Yama alle finali di Champions «Proviamoci fino in fondo»

BUSTO ARSIZIO Re Carlo. Signor palestra, signor insegnante, signor programmazione, signor intelligenza. Dopo nove anni colorati di Busto Arsizio, Carlo Parisi s’affaccia all’ennesimo gradino, scalato e da scalare. L’ennesimo passo d’una carriera tanto regolare quanto entusiasmante, per crescita, contenuti e risultati.

Coach, domani è il suo compleanno e gli auguri sono il minimo: possiamo definirlo particolare?
Grazie, e no. Sinceramente non ci pensavo proprio al mio compleanno in arrivo, sono concentrato sul lavoro.

Allora andiamo subito al lavoro. Dicono in tanti ci sia poco da perdere: non è così.
Non è così, perché se andiamo in gioco è per avere qualcosa in più, non per non averla. L’opportunità ce la siamo guadagnata, ma restiamo assolutamente coscienti della squadra che affrontiamo: è nostro dovere provare a cambiare il pronostico, nostro dovere volerlo. La partita è da fare, poi vediamo com’è andata a finire.

Cosa stimola del Rabita, che chiavi di lettura fornisce?
Di loro si dice che sono fisicamente molto dotate, con attaccanti di qualità in ogni parte del campo. È vero ma non bisogna fermarsi lì, non c’è solo quello. Giocano a pallavolo in modo completo, in ogni fase e fondamentale, al di là della forza delle singole attaccanti.
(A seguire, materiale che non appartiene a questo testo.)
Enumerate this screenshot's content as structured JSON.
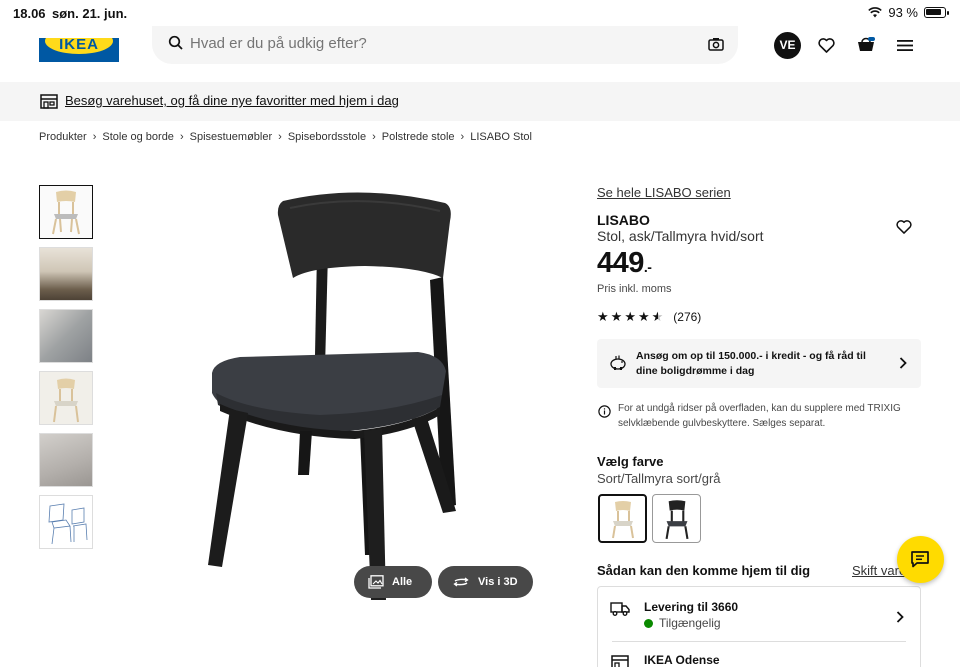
{
  "status_bar": {
    "time": "18.06",
    "date": "søn. 21. jun.",
    "url": "ikea.com",
    "battery": "93 %"
  },
  "header": {
    "logo_text": "IKEA",
    "search_placeholder": "Hvad er du på udkig efter?",
    "avatar_initials": "VE"
  },
  "banner": {
    "text": "Besøg varehuset, og få dine nye favoritter med hjem i dag"
  },
  "breadcrumb": [
    "Produkter",
    "Stole og borde",
    "Spisestuemøbler",
    "Spisebordsstole",
    "Polstrede stole",
    "LISABO Stol"
  ],
  "gallery": {
    "all_label": "Alle",
    "view_3d_label": "Vis i 3D"
  },
  "product": {
    "series_link": "Se hele LISABO serien",
    "name": "LISABO",
    "description": "Stol, ask/Tallmyra hvid/sort",
    "price": "449",
    "price_suffix": ".-",
    "vat_note": "Pris inkl. moms",
    "rating": 4.5,
    "review_count": "(276)",
    "credit_text": "Ansøg om op til 150.000.- i kredit - og få råd til dine boligdrømme i dag",
    "info_text": "For at undgå ridser på overfladen, kan du supplere med TRIXIG selvklæbende gulvbeskyttere. Sælges separat.",
    "color_title": "Vælg farve",
    "color_value": "Sort/Tallmyra sort/grå"
  },
  "delivery": {
    "title": "Sådan kan den komme hjem til dig",
    "change_store": "Skift vareh",
    "delivery_label": "Levering til 3660",
    "delivery_status": "Tilgængelig",
    "store_label": "IKEA Odense"
  },
  "colors": {
    "brand_blue": "#0058a3",
    "brand_yellow": "#ffda1a",
    "available_green": "#0a8a00"
  }
}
Come sta vivendo l’avvicinamento nei confronti della squadra: da bastone o carota? Da amico o comandante?
Non ho fatto grandi cose, nel senso che un appuntamento simile non richiede particolari ricette. Conosciamo le condizioni del gruppo, comprese le eventuali problematiche fisiche di alcune. L’unica nostra necessità è arrivare a sabato sapendo cosa ci serve, con le idee chiare su come agire e come farlo al massimo delle possibilità. Questo stiamo stabilendo. Tutte le ragazze, tutti noi siamo ovviamente animati dalla voglia di fare bene: ma non è sufficiente, se non viene incanalato in un discorso di coralità.

Carli Lloyd dovrebbe finalmente essere utile alla causa.
Abbiamo lavorato assieme e di comune accordo, per portarla ad allenarsi con continuità: lo sta facendo, quindi adesso è pronta a dare un contributo alla squadra. Il principale obiettivo era questo, lo considero raggiunto: sono convinto che Carli, pur in condizioni non ottimali, possa fornire un apporto utile.

L’altro tema caldo: Gilda Lombardo.
Da valutare minuto dopo minuto. Cerchiamo di capire quanto possa spingere, come e dove.

Arrighetti è l’unica che ha già vissuto una final four di Champions, vincendo due volte: la sua esperienza è stata utilizza in modo particolare nel gruppo?
Posso immaginare che tra compagne abbiamo parlato, credo sia normale che qualcuna abbia chiesto a Valentina un’idea, un consiglio, qualche sensazione. Nel nostro caso, da allenatori è completamente diverso: siamo in palestra per preparare con coscienza una partita di pallavolo, stop, senza caricarla di argomenti particolari. Poi lei ha la sua esperienza che metterà in campo, il resto viene naturale come ogni momento importante.

Sabato c’è un confronto, domenica un altro a prescindere dalla sua importanza: cos’avete studiato sulle altre?
Niente e tutto. Spiego: ne abbiamo due da affrontare, la semifinale con il Rabita e poi una non si sa contro chi. Al momento siamo concentrati sulla sola cosa certa, la prima gara. Come dicevo un passo alla volta, non esiste necessità di creare un sovraccarico.

Quattro allenatori italiani, un bell’effetto e un bel significato sportivo.
È indubbiamente una coincidenza interessante. Inoltre, se anche non ci fossi stato io con Busto, si sarebbe qualificato Chiappini con l’Azerrail. Noi allenatori italiani siamo in giro per tanti motivi, io stesso ho la Repubblica Ceca: lo siamo per le difficoltà che vive il nostro Paese, perché c’è voglia di confrontarsi, per lo specchio economico di determinate offerte, per vivere un’alternativa. Molte ragioni, ognuna significativa della indiscutibile qualità della scuola italiana.